Après le recul de 0,5 % au troisième trimestre, c'est le deuxième trimestre consécutif de baisse du PIB, ce qui n'était pas arrivé depuis la récession de l'automne hiver 1990-1991.
Sur l'année 2008, la croissance américaine - la plus faible depuis 2001 - a atteint 1,1 %, contre 1,3 % précédemment annoncé.
Pour sa part, le Japon a annoncé une chute sans précédent de 10 % de sa production industrielle en janvier par rapport à décembre et de 41 % de la production automobile. Les exportations ont baissé de 45,7 % sur un an, et la consommation des ménages de 5,9 %.
Deux nouveaux pays européens ont basculé dans la récession : la Finlande (baisse de 1,3 % du PIB au 4e trimestre) et le Danemark (baisse de 2 % au 4e trimestre), alors que la Suède s'y enfonce (-2,4 % au 4e trimestre).
Les Bourses mondiales évoluaient dans le rouge hier.
L'annonce d'une aggravation du chômage en zone euro à 8,2 % en janvier (plus de 13 millions de chômeurs), le taux le plus haut depuis septembre 2006, a confirmé l'étendue de la crise. Même si le ralentissement de l'inflation de la zone euro à 1,1 % sur un an, son plus bas depuis juillet 1999, ouvre la voie à une baisse des taux de la Banque centrale européenne.
Le secteur bancaire reste sinistré et les États continuent à intervenir, le plus souvent en entrant au capital des banques.
Le Trésor américain va convertir en actions ordinaires quelque 25 milliards de dollars d'actions préférentielles qu'il avait obtenues en échange de l'octroi de 45 milliards de dollars à Citigroup ces derniers mois, mais qui ne lui donnaient pas de droit de vote.
Cette montée au capital constituerait une nationalisation partielle pouvant aller jusqu'à 36 % du capital de Citigroup.
Wall Street n'a pas apprécié et le titre de Citigroup a chuté en séance d'environ 30 % après cette annonce.
Le président américain Barack Obama envisage de dépenser 250 milliards de dollars supplémentaires pour sauver les banques américaines.
L'organisme américain de refinancement hypothécaire Fannie Mae a quant à lui dévoilé une perte gigantesque de 58,7 milliards de dollars en 2008 et réclamé à l'État américain 15,2 milliards de dollars pour se renflouer.

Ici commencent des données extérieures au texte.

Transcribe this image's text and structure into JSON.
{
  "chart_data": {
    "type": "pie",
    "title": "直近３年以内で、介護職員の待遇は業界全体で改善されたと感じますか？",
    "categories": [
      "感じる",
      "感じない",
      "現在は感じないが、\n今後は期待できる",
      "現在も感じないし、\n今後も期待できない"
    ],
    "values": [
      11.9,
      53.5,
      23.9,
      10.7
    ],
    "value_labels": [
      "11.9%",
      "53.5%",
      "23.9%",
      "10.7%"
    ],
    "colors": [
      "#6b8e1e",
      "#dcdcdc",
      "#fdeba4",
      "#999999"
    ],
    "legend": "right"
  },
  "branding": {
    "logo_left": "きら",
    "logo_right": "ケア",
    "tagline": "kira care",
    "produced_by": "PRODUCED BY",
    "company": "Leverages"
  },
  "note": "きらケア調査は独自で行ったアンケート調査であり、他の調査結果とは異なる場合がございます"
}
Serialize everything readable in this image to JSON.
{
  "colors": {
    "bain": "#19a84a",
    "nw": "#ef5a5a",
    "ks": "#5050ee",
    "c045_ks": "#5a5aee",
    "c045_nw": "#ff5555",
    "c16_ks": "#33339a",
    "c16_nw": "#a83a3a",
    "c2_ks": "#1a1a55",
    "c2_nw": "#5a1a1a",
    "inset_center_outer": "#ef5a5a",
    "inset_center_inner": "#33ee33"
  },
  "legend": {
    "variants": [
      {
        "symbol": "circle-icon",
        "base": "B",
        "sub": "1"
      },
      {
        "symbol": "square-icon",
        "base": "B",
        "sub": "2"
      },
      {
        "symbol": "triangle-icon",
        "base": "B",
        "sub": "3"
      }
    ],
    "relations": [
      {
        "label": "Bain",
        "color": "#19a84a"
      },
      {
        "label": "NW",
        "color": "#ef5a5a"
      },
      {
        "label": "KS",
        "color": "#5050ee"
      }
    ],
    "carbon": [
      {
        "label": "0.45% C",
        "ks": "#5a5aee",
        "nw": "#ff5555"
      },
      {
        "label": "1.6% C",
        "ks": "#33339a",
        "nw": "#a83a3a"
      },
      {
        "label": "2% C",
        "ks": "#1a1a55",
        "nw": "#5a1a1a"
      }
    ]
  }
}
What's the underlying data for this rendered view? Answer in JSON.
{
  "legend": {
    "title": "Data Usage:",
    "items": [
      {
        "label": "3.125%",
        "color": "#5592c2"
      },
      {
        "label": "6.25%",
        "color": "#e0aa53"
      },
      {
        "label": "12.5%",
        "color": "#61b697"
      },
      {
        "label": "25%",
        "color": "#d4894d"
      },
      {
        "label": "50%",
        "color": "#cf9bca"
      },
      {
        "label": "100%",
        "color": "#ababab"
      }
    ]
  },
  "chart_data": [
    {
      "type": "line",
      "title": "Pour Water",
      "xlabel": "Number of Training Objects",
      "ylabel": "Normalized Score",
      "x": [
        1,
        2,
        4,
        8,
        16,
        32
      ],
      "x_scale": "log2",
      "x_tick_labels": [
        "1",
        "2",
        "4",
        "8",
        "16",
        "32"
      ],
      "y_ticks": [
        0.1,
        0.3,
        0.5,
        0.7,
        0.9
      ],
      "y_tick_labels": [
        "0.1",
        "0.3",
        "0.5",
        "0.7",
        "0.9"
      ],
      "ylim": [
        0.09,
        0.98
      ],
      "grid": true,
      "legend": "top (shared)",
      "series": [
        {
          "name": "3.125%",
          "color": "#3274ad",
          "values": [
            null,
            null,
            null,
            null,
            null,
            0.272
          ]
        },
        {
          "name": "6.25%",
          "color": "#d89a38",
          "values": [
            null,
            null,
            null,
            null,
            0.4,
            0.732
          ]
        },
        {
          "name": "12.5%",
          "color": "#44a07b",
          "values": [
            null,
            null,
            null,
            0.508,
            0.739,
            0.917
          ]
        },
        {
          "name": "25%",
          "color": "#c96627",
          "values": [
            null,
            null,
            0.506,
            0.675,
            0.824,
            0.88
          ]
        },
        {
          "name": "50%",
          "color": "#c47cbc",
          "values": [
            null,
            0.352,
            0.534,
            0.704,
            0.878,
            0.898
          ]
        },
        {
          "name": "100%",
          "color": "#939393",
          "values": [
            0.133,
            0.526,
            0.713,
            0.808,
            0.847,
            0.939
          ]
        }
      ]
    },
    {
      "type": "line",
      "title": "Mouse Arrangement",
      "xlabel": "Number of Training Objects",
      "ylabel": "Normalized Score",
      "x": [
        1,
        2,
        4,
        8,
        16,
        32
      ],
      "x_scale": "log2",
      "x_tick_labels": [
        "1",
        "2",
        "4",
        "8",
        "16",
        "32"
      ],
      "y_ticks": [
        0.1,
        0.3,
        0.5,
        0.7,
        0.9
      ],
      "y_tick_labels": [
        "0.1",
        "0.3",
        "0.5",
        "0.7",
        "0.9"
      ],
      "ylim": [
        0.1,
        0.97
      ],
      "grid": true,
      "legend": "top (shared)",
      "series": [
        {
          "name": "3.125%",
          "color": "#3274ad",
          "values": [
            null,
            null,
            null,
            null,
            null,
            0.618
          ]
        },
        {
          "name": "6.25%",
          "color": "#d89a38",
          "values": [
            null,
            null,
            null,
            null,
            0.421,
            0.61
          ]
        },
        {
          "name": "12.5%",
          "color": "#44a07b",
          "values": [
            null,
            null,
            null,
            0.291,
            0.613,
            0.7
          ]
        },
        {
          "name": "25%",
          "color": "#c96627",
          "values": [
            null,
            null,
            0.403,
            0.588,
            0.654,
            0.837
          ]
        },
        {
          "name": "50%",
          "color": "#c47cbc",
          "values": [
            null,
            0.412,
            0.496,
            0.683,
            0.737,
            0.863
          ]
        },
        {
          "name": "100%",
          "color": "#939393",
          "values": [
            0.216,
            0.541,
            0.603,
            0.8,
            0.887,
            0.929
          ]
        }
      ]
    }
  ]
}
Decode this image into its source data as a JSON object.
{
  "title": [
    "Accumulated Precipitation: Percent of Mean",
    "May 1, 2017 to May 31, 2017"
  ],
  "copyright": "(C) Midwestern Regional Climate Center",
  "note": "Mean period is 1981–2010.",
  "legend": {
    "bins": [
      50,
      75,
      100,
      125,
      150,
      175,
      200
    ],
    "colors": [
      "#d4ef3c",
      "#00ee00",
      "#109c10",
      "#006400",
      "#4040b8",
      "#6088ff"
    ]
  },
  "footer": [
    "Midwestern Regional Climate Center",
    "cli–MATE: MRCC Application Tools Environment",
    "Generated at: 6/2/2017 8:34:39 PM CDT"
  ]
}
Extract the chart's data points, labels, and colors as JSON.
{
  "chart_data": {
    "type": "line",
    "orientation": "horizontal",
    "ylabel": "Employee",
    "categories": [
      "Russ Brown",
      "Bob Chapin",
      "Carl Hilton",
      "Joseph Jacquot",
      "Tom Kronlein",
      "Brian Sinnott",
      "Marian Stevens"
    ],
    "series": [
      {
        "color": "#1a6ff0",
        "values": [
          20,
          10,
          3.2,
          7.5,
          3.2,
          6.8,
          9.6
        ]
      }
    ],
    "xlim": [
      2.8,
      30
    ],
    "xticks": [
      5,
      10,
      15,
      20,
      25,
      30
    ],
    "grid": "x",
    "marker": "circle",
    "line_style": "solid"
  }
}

En Autriche, Erste Bank, première banque cotée d'Autriche et numéro deux en Europe centrale, a confirmé une baisse de près de 27 % de son bénéfice 2008.
L'Europe centrale reste au centre des préoccupations, la Banque européenne pour la reconstruction et le développement (BERD), la Banque européenne d'investissement (BEI) et la Banque mondiale se sont engagées hier à apporter jusqu'à 24,5 milliards d'euros d'aides et de financements aux banques et entreprises de cette zone.
En Grande-Bretagne, après le cauchemar de RBS jeudi - mais qui s'est vu octroyer de fortes garanties de l'État -, la Lloyds Banking Group, issue du rapprochement des groupes HBOS et Lloyds TSB, dont l'État britannique a pris 43,4 %, négocie elle aussi avec l'État pour qu'il assure ses actifs risqués.
Côté automobile, Opel, filiale allemande de General Motors, espère l'aide de Berlin: elle pourrait vendre une usine à Daimler en échange d'une injection de fonds de l'État, selon la presse. Opel aurait besoin de 3,3 milliards d'euros.